Sunday, October 14, 2012
Stealing Parker by Miranda Kenneally
Author: Miranda Kenneally
Publication: October 1, 2012
By: Sourcebooks Fire
After her family's scandal rocks their conservative small town, 17-year-old Parker Shelton goes overboard trying to prove that she won't turn out like her mother: a lesbian. The all-star third-baseman quits the softball team, drops 20 pounds and starts making out with guys--a lot. But hitting on the hot new assistant baseball coach might be taking it a step too far...especially when he starts flirting back.
I won a copy of Stealing Parker in a Twitter contest so a HUGE "Thank You" to author Miranda Kenneally for that!
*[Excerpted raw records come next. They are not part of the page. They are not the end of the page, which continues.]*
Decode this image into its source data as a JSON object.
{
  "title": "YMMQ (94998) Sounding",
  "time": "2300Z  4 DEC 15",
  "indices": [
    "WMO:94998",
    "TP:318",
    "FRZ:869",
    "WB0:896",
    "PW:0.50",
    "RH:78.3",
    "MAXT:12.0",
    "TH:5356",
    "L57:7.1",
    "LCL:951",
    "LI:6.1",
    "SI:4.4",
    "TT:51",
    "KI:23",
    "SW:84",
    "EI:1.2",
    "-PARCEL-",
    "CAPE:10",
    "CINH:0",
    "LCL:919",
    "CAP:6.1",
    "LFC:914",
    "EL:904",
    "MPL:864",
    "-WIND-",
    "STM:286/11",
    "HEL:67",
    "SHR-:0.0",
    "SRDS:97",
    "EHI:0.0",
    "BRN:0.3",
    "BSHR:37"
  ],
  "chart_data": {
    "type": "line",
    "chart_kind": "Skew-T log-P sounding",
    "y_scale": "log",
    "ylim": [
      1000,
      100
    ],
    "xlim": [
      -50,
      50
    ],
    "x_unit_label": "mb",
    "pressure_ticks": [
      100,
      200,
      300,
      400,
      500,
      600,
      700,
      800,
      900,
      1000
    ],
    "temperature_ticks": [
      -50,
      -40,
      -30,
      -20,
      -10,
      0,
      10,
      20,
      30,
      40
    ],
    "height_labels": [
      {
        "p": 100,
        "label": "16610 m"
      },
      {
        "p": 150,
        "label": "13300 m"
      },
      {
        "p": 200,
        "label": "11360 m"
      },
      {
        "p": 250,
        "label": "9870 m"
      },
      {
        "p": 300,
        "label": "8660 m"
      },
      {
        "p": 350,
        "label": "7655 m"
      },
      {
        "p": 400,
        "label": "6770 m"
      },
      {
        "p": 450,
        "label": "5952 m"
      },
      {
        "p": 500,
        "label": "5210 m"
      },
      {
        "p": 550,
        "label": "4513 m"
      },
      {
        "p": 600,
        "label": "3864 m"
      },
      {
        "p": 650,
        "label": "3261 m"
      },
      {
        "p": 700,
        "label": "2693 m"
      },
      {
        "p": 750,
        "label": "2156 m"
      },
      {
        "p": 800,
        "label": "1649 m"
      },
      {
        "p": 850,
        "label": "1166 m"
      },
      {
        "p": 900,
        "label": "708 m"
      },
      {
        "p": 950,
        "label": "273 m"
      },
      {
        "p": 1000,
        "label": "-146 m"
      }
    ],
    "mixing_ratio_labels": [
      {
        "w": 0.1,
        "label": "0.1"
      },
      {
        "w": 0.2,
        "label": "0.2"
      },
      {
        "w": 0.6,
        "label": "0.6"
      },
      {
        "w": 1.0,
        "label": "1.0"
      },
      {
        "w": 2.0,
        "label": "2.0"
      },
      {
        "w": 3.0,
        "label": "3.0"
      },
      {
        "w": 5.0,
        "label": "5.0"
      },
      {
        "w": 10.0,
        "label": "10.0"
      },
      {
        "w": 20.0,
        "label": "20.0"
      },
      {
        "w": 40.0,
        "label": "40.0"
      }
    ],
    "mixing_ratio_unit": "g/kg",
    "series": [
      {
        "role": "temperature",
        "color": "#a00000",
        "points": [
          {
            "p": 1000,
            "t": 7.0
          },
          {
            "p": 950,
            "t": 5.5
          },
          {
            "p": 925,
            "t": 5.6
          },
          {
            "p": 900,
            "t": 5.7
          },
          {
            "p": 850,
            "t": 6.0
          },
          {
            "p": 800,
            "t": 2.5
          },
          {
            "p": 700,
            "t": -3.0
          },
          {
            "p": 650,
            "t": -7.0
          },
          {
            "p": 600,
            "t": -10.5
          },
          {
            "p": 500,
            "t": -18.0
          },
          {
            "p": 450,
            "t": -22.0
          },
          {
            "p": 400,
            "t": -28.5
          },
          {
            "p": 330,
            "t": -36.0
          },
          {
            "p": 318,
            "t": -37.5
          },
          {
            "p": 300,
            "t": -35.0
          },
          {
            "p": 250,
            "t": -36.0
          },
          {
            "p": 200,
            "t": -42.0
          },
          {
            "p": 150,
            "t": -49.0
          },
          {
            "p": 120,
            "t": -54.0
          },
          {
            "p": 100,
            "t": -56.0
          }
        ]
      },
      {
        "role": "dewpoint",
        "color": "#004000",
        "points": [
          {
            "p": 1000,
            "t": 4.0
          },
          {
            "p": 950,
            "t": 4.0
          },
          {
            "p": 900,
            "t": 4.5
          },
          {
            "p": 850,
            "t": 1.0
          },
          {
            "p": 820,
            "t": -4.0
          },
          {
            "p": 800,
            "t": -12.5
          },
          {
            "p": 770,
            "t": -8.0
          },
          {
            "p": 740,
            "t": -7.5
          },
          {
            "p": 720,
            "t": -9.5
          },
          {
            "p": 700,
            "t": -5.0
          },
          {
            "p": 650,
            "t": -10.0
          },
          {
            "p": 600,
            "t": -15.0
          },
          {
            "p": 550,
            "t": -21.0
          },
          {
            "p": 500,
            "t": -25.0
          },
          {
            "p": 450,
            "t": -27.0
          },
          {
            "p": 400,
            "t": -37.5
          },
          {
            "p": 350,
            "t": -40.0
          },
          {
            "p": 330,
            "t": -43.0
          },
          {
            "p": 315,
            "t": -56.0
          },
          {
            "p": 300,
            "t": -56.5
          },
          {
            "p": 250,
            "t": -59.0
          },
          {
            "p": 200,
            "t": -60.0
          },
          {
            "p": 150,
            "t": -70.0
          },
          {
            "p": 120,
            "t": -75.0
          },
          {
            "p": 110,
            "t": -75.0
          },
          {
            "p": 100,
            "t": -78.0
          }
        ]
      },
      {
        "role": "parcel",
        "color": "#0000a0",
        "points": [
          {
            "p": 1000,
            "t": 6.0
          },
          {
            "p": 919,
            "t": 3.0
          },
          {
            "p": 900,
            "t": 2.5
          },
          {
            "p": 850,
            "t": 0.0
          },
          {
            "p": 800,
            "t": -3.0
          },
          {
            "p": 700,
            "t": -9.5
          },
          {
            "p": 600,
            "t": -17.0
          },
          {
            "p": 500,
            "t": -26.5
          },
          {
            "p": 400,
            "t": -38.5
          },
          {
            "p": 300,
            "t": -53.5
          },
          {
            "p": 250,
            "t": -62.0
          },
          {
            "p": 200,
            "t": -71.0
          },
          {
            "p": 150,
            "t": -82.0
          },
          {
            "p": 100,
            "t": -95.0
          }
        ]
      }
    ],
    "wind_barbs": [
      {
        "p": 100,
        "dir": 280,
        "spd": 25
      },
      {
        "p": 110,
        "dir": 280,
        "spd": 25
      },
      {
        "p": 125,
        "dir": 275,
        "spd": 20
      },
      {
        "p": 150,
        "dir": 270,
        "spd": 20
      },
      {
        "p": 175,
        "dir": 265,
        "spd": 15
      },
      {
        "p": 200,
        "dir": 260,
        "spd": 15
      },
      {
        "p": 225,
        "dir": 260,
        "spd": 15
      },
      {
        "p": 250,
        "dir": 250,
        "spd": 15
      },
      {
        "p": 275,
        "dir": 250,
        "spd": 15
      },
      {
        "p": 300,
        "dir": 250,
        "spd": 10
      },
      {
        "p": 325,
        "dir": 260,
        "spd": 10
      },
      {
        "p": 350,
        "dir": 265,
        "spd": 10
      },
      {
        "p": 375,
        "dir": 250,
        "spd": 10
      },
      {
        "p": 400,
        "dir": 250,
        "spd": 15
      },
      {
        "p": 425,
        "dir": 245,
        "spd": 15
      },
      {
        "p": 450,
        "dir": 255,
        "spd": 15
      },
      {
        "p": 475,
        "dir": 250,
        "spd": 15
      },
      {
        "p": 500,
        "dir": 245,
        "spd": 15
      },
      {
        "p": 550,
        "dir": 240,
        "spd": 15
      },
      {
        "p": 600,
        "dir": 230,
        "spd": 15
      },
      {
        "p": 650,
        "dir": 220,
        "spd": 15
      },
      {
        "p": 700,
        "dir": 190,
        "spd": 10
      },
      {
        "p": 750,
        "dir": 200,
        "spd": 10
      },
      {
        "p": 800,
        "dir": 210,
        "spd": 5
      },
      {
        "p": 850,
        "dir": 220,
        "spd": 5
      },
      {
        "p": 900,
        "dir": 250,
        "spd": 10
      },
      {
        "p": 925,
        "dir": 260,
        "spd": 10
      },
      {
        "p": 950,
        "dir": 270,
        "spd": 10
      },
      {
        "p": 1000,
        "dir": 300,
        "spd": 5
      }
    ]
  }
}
I love the covers of these books (Catching Jordan and the upcoming, Things I Can't Forget) because they're simple yet pretty and all directly relate to the story.
I fell in love with Miranda's writing and her characters when I read Catching Jordan a couple of weeks ago and couldn't wait to get back on the playing fields of Hundred Oaks High! *coughs* Sam Henry *coughs* Stealing Parker is a story about one girl's journey to figure out who she is and what matters most. It examines the impact faith can have on the choices we make and is filled with humor, heart break and romance. Stealing Parker will steal your heart.
Parker Shelton is a girl whose spent much of her young life trying to live up to other people's expectations. Whether it be God, her church, her family, or her friends, Parker has been putting everyone else first only to be letdown time and again. Don't get me wrong, selflessness is a great quality to possess as long as you don't lose yourself along the way. When her Mom makes a choice that leaves Parker and her family devastated as well as the topic of gossip at both church and school, she decides to take control. In an effort to prove she's nothing like her Mom, Parker is convinced that if she can be the kind of girl guys want; pretty, skinny, and flirtatious then she'll be okay. Unfortunately, her choices leave her with nothing more than a bad reputation.
Parker longs to be in a real relationship, to be loved, to be worth something to someone else and when she meets Brian, she thinks he could be the guy she's been looking for. Brian is cute, funny and doesn't judge her but he's also a little out of her league. Then there's Will. He's the one who challenges her on and off the baseball diamond, calls her out on the hard stuff and gives her a glimpse of what a relationship with God should look like when he invites her to his church.
She quickly finds herself caught between two guys, both of whom seem willing to risk everything to be with her but when her past mistakes come back to haunt her, she's faced with striking out altogether. To help her through it, she'll have to reach out to the person she holds responsible for all of her pain and anger. Forgiveness and grace will come into play, and Parker learns that sometimes, going to bat for yourself is more important than being the designated hitter.
One of the things I enjoy so much about Miranda's books is that she not only gives us flawed characters, but one's who have to face the consequences of their actions, thus making them relateable. Parker has been "looking for love in all the wrong places" and a common misconception is that teenage boys aren't affected by this kind of behavior, but they are. Parker's behavior is a result of the pain she's trying to numb thanks in part to her church's reaction to her Mom's life choices. When she realizes the effect her actions have had on the guys she's been hooking up with, she gains a better perspective about herself and how she really wants to be seen.
Will was a great character! He's cute, smart, funny and has a good heart. He's far from perfect and I really appreciated his willingness to hold himself and others accountable for their actions. He makes different choices from those of a typical teenage boy and I LOVED that about him! *clutches Will* (After *meeting* Will, Sam Henry has some serious competition in my heart, just sayin'! *winks*)
Sam, Drew and Tate are good examples of what a friend should be (especially Drew). They too have their own issues but I would be happy to call any one of them my friends. Companion novels are fun because you get a chance to see beloved characters again and I thoroughly enjoyed seeing the hot mess of a boy that is Sam Henry! *grins really big* Psst, Miranda, I think Sam needs his own book...I would be ALL OVER THAT! ;)
This story hit home for me on so many levels and had me feeling ALL THE FEELS. To a certain extent, I was Parker for awhile in high school. (I even had a Drew) Like Parker, I also tried to be who I thought guys wanted me to be but when that became too exhausting or they wanted to take things too far, I would ditch them. At the time, it seemed easier to live that way, no one got too close (to me) and no one got hurt, or so I thought. Looking back, I'm sure there were a couple who were hurt by my actions much like the boys in this book were hurt by Parker's.
I could also relate to what Parker goes through with the people at her church. Having grown up Catholic, I had a desire to love and please God but all the rules left me feeling like the worst sinner, ever! It wasn't until I was 19 that I found a church more like Will's and learned what it really means to be a "Christian". It's not about being perfect or even a religion, but a relationship. It's how you live your life and the way you treat people. I can only hope now, that when people interact with me, they feel cared for and accepted. I'm not going to always agree with others, but my job isn't to change people, it's to love them.